Last week I attended the Guardian HE Forum, an event that brings together senior leaders from UK universities to discuss the key strategic issues facing the HE sector. Funding streams, international student recruitment and student views of the value of higher education all featured on the agenda. But the theme that struck the deepest chord with me was the session on entrepreneurship, innovation and universities.

The discussion was focused on the role universities should play in fostering entrepreneurship and student innovation. The reason it resonated was that it gave me cause to think about how our own company was founded and the ongoing part we have to play in helping academics and students approach teaching and learning in innovative ways that help equip them for an increasingly digitised future employment environment.

Panopto, after all, was spun out of a project that began at Carnegie Mellon University, a lecture capture solution with video search at its heart. Having begun as an internal tool for lecture and classroom recording, it quickly became evident that the system would be beneficial to many other institutions.
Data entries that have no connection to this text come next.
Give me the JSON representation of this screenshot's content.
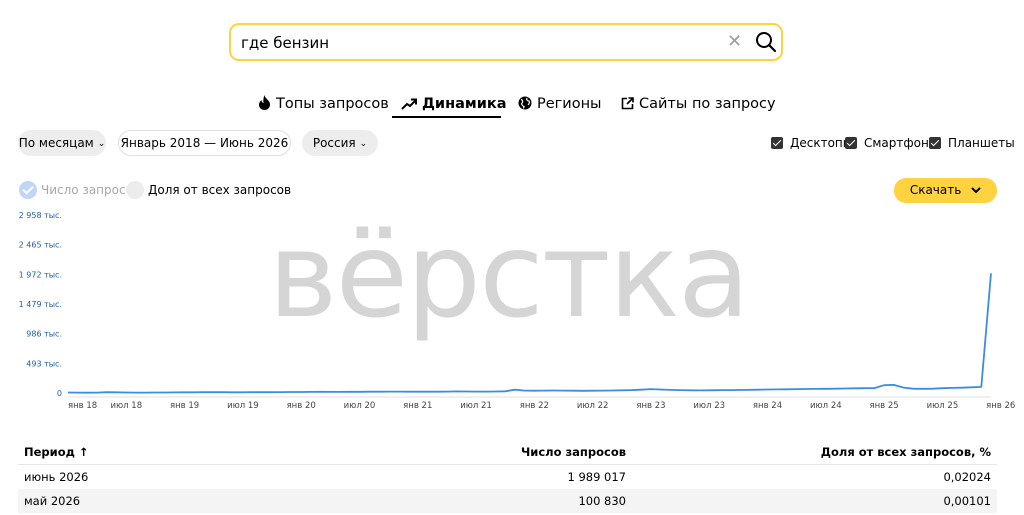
{
  "search": {
    "value": "где бензин",
    "clear_symbol": "✕"
  },
  "tabs": [
    {
      "label": "Топы запросов",
      "icon": "fire-icon"
    },
    {
      "label": "Динамика",
      "icon": "trend-icon",
      "active": true
    },
    {
      "label": "Регионы",
      "icon": "globe-icon"
    },
    {
      "label": "Сайты по запросу",
      "icon": "external-link-icon"
    }
  ],
  "filters": {
    "group": "По месяцам",
    "period": "Январь 2018 — Июнь 2026",
    "region": "Россия",
    "chevron": "⌄"
  },
  "devices": [
    {
      "label": "Десктопы",
      "checked": true
    },
    {
      "label": "Смартфоны",
      "checked": true
    },
    {
      "label": "Планшеты",
      "checked": true
    }
  ],
  "metrics": {
    "count_label": "Число запросов",
    "share_label": "Доля от всех запросов"
  },
  "download_label": "Скачать",
  "watermark": "вёрстка",
  "chart_data": {
    "type": "line",
    "y_ticks": [
      "2 958 тыс.",
      "2 465 тыс.",
      "1 972 тыс.",
      "1 479 тыс.",
      "986 тыс.",
      "493 тыс.",
      "0"
    ],
    "x_ticks": [
      "янв 18",
      "июл 18",
      "янв 19",
      "июл 19",
      "янв 20",
      "июл 20",
      "янв 21",
      "июл 21",
      "янв 22",
      "июл 22",
      "янв 23",
      "июл 23",
      "янв 24",
      "июл 24",
      "янв 25",
      "июл 25",
      "янв 26"
    ],
    "ylim": [
      0,
      2958000
    ],
    "grid": false,
    "color": "#3a8de0",
    "series": [
      {
        "values": [
          8000,
          6000,
          5000,
          7000,
          14000,
          12000,
          9000,
          7000,
          6000,
          8000,
          9000,
          10000,
          11000,
          12000,
          13000,
          14000,
          13000,
          12000,
          12000,
          13000,
          14000,
          13000,
          15000,
          16000,
          17000,
          18000,
          20000,
          18000,
          19000,
          20000,
          20000,
          21000,
          22000,
          24000,
          23000,
          22000,
          22000,
          21000,
          22000,
          24000,
          26000,
          25000,
          24000,
          23000,
          25000,
          28000,
          55000,
          40000,
          38000,
          40000,
          42000,
          40000,
          38000,
          37000,
          38000,
          40000,
          42000,
          45000,
          48000,
          55000,
          65000,
          58000,
          52000,
          48000,
          45000,
          44000,
          45000,
          47000,
          48000,
          50000,
          52000,
          55000,
          58000,
          60000,
          62000,
          64000,
          66000,
          68000,
          70000,
          72000,
          75000,
          78000,
          80000,
          82000,
          130000,
          135000,
          90000,
          72000,
          70000,
          72000,
          80000,
          85000,
          88000,
          95000,
          100830,
          1989017
        ]
      }
    ]
  },
  "table": {
    "headers": [
      "Период ↑",
      "Число запросов",
      "Доля от всех запросов, %"
    ],
    "rows": [
      [
        "июнь 2026",
        "1 989 017",
        "0,02024"
      ],
      [
        "май 2026",
        "100 830",
        "0,00101"
      ]
    ]
  }
}
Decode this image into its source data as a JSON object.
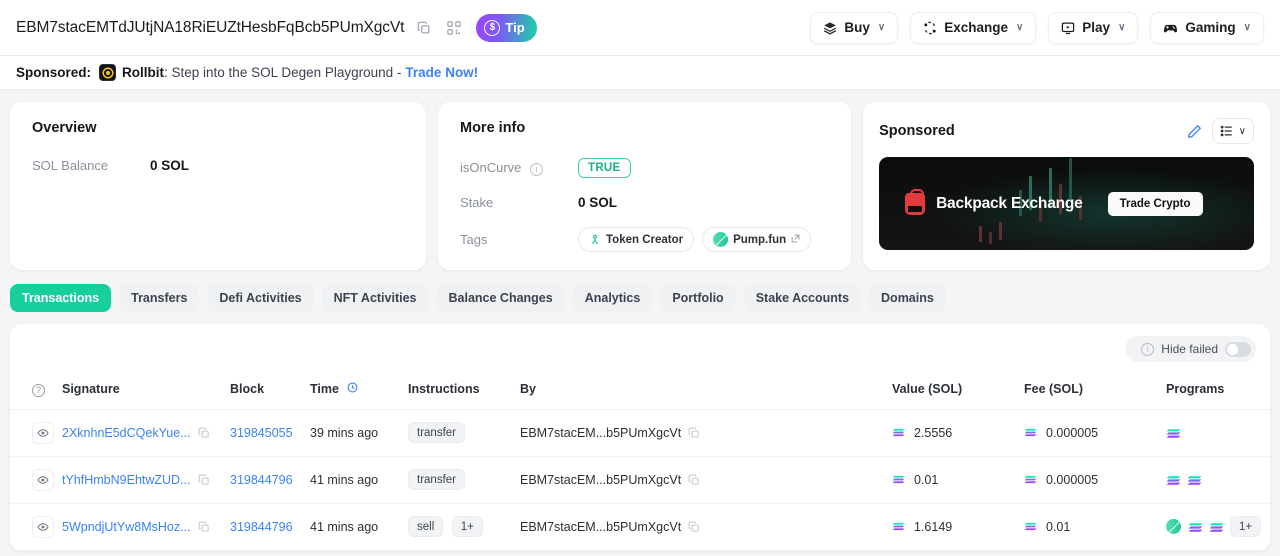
{
  "header": {
    "address": "EBM7stacEMTdJUtjNA18RiEUZtHesbFqBcb5PUmXgcVt",
    "copy_icon": "copy-icon",
    "qr_icon": "qr-code-icon",
    "tip_label": "Tip",
    "tip_coin": "$",
    "nav": [
      {
        "label": "Buy",
        "icon": "card-stack-icon"
      },
      {
        "label": "Exchange",
        "icon": "exchange-icon"
      },
      {
        "label": "Play",
        "icon": "play-monitor-icon"
      },
      {
        "label": "Gaming",
        "icon": "gamepad-icon"
      }
    ],
    "chevron": "∨"
  },
  "sponsor_strip": {
    "prefix": "Sponsored:",
    "brand": "Rollbit",
    "text": ": Step into the SOL Degen Playground -",
    "cta": "Trade Now!"
  },
  "overview": {
    "title": "Overview",
    "rows": [
      {
        "key": "SOL Balance",
        "value": "0 SOL"
      }
    ]
  },
  "more_info": {
    "title": "More info",
    "is_on_curve_label": "isOnCurve",
    "is_on_curve_value": "TRUE",
    "stake_label": "Stake",
    "stake_value": "0 SOL",
    "tags_label": "Tags",
    "tags": [
      {
        "label": "Token Creator",
        "icon": "token-creator-icon",
        "external": false
      },
      {
        "label": "Pump.fun",
        "icon": "pump-fun-icon",
        "external": true
      }
    ]
  },
  "sponsored_card": {
    "title": "Sponsored",
    "edit_icon": "pencil-icon",
    "list_icon": "list-icon",
    "chevron": "∨",
    "ad_name": "Backpack Exchange",
    "ad_button": "Trade Crypto"
  },
  "tabs": [
    {
      "label": "Transactions",
      "active": true
    },
    {
      "label": "Transfers",
      "active": false
    },
    {
      "label": "Defi Activities",
      "active": false
    },
    {
      "label": "NFT Activities",
      "active": false
    },
    {
      "label": "Balance Changes",
      "active": false
    },
    {
      "label": "Analytics",
      "active": false
    },
    {
      "label": "Portfolio",
      "active": false
    },
    {
      "label": "Stake Accounts",
      "active": false
    },
    {
      "label": "Domains",
      "active": false
    }
  ],
  "table": {
    "hide_failed_label": "Hide failed",
    "hide_failed_on": false,
    "columns": [
      "",
      "Signature",
      "Block",
      "Time",
      "Instructions",
      "By",
      "Value (SOL)",
      "Fee (SOL)",
      "Programs"
    ],
    "rows": [
      {
        "signature": "2XknhnE5dCQekYue...",
        "block": "319845055",
        "time": "39 mins ago",
        "instructions": [
          "transfer"
        ],
        "by": "EBM7stacEM...b5PUmXgcVt",
        "value": "2.5556",
        "fee": "0.000005",
        "programs": [
          "sol"
        ]
      },
      {
        "signature": "tYhfHmbN9EhtwZUD...",
        "block": "319844796",
        "time": "41 mins ago",
        "instructions": [
          "transfer"
        ],
        "by": "EBM7stacEM...b5PUmXgcVt",
        "value": "0.01",
        "fee": "0.000005",
        "programs": [
          "sol",
          "sol"
        ]
      },
      {
        "signature": "5WpndjUtYw8MsHoz...",
        "block": "319844796",
        "time": "41 mins ago",
        "instructions": [
          "sell",
          "1+"
        ],
        "by": "EBM7stacEM...b5PUmXgcVt",
        "value": "1.6149",
        "fee": "0.01",
        "programs": [
          "pump",
          "sol",
          "sol",
          "1+"
        ]
      }
    ]
  },
  "colors": {
    "accent_green": "#17cf9d",
    "link_blue": "#3b82f6",
    "tip_gradient_from": "#9945ff",
    "tip_gradient_to": "#19d4a6",
    "ad_red": "#e33b3b",
    "page_bg": "#f4f5f7"
  }
}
Now, over a decade later, with over 500 universities using us worldwide (and a host of businesses and government bodies too), we are just one example of the crucial role played by universities in spinning out innovative ideas that can be nurtured into growing companies by bright, switched on students (some of whom are still with the company today).

Thinking more broadly about our role now in fostering innovation, if universities should be, as some of the panelists at the event suggested, responsible for creating an entrepreneurial spirit in their students, they surely have to be innovative in the delivery of their educational materials.

Now, you could argue that lecture capture has become mainstream, so how is this creating an innovative learning space for students? Well, in some respects that’s correct, but what’s interesting is the emerging use cases that start to grow as video and audio recording become more ubiquitous at an institution.

Universities are now using our software to mark students assignments, live stream lectures if they are stuck at home because of adverse weather conditions, flip the classroom, hold virtual open days, record student role plays and practicals and so on.

The boundaries between on and offline blur as blended learning approaches that integrate live and digital experiences start to become more widespread. The adoption of lecture capture, then, has become a springboard for universities to explore a whole raft of other ways to interact with their students. Innovative delivery, I would argue, can be a spur to new ways of thinking about learning, which can surely only help support innovation in the ways in which students are thinking about how their discipline maps to the world outside of the university.

Institutions, then, need to think holistically about how to create an atmosphere of innovation that permeates both content and the forms (technological and otherwise) that they use to communicate that content. The medium, after all, is the message.